Arribamos hace unas horas. La salida de la costa, del plácido y apacible lugar donde estuvimos. árboles, arbustos, calles de arena, desiertas, poca gente.
La salida a la ruta, el viaje. El regreso: la entrada a la ciudad, previo paso por la autopista Buenos Aires - La Plata (o Mar del Plata); los peajes, las casuchas, ranchos, villorios. Paisaje inexplicable para nuestros tiempos.
Luego el riachuelo, la ciudad: inmensa, ruidosa, gris... Es lo que siento cada vez que regreso de afuera, de la playa, de algún campo o de las sierras.
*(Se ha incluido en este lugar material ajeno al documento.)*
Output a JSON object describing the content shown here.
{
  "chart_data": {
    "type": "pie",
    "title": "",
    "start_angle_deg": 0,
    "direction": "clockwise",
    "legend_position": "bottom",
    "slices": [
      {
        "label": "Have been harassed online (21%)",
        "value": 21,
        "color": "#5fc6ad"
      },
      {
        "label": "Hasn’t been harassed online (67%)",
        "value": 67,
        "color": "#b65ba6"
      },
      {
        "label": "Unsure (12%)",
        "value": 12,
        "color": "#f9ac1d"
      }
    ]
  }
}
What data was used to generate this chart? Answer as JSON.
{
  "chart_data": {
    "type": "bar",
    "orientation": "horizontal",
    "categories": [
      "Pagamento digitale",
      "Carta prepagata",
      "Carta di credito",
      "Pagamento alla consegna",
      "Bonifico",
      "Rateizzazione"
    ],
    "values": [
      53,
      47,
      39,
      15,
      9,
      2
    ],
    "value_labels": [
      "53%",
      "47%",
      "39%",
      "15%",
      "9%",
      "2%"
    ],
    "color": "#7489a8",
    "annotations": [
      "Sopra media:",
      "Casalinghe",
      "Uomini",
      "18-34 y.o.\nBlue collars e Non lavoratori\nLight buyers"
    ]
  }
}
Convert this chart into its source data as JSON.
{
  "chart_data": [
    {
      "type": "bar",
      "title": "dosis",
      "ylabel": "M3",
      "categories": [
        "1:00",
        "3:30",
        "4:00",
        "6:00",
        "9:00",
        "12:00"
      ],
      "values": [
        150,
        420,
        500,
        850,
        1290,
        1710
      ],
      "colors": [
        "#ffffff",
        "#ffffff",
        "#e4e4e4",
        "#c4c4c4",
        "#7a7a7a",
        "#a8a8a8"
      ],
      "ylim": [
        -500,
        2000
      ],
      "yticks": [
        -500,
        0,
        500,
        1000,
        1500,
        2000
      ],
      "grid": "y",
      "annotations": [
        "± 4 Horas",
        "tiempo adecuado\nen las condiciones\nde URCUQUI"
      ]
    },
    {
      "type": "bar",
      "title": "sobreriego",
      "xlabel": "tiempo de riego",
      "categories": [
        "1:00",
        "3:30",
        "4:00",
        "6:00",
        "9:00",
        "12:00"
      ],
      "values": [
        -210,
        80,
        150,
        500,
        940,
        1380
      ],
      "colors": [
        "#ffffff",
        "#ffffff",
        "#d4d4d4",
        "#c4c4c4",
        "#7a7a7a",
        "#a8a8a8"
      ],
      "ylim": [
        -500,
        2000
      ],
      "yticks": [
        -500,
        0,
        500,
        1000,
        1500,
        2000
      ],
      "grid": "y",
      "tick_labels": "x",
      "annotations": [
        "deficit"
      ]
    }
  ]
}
Me vienen a la mente las crudas frases de Ezequiel Martinez Estrada, de su admirable texto "La cabeza de Goliat".
Transcribo las mismas. No es que siempre considere que la ciudad sea así. Pero ahora medito, y evoco estas palabras:
En la trampa:
A través de la ventana observo el frente de las casas más allá de la plaza, con sus ventanas cerradas. No puedo evitar la idea pertinaz de que se trata de celdas, con aberturas por donde entran el aire y la luz; y sale, como la mía, la mirada del morador. Se trata de celdas y de prisioneros. Me es fácil pensar que todos estamos presos, aunque el guardián haya desaparecido hace años o siglos. Nos encerró a todos y se fué, o se murió. Hizo la ciudad y nos metió dentro con la consigna de que no nos marchásemos hasta que volviese. Después se olvidó él de venir y nosotros de irnos.
Del libro La cabeza de Goliat, Editorial Nova, Buenos Aires, 1957, p.50.